The small blonde-haired boy is alone in the back seat. His brother won’t arrive for a few more years. He watches the sun-drenched California countryside out the window. His parents are in the front seat, talking quietly as they drive. They stop at a full-service station (look it up!) along the sparsely-traveled dusty toad.
The boy realizes he needs to pee, so he slips out of the back seat and heads around the side of the station to find the restroom. When he emerges, he looks around for his parents; but the car is gone. He stands there for a moment, stunned and unsure what to do next.
A short distance away is the attendant, lolling on a chair against the wall. He looks at the boy and drawls lazily, “They left ya.”
“Of course they didn’t!” he thinks to himself. “You’ll see.”
This is, of course, my own memory. Where most of my memories are especially wonderful, or are traumatic in some way, this one is simply, oddly, peaceful.
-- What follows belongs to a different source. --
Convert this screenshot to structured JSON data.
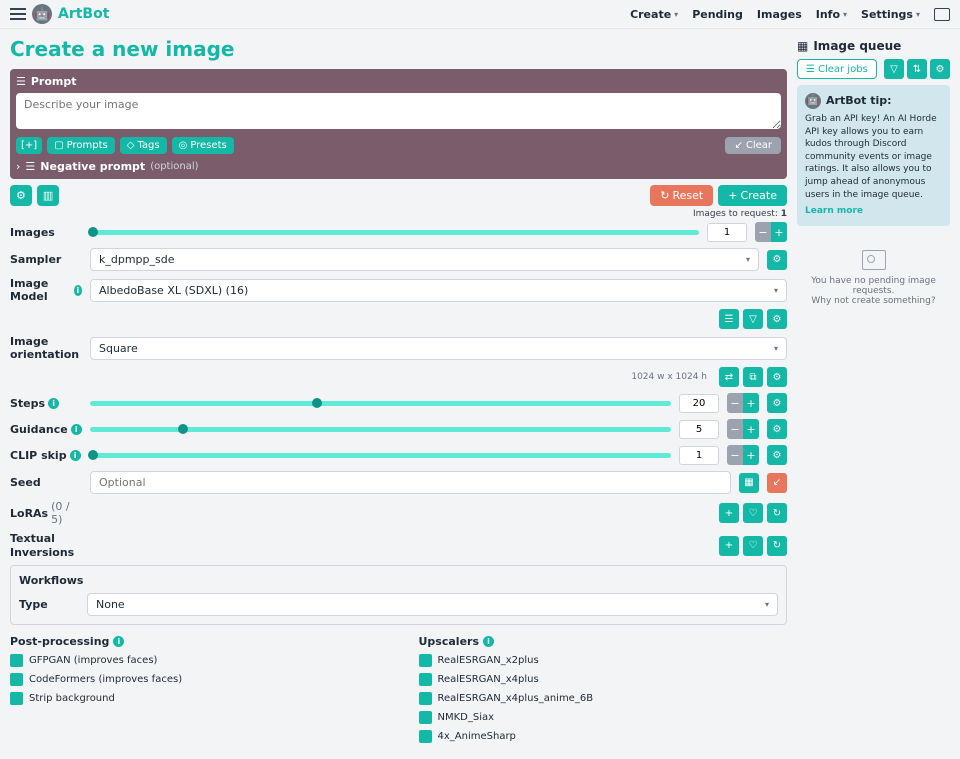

As I look back on this particular moment in the story, I always imagine it like the scene from Raising Arizona (if you haven’t seen it, you simply must!) where the robbers suddenly realize they have left the child behind: squealing tires, anguish, yelling, pounding the ceiling.
His parents’ car came screeching into the parking lot, gravel skittering, doors flying open. They ran over, embraced him, and chided him for not telling them he was getting out of the car.
The small boy looks out the window at the sun-drenched California countryside going by, and he is content.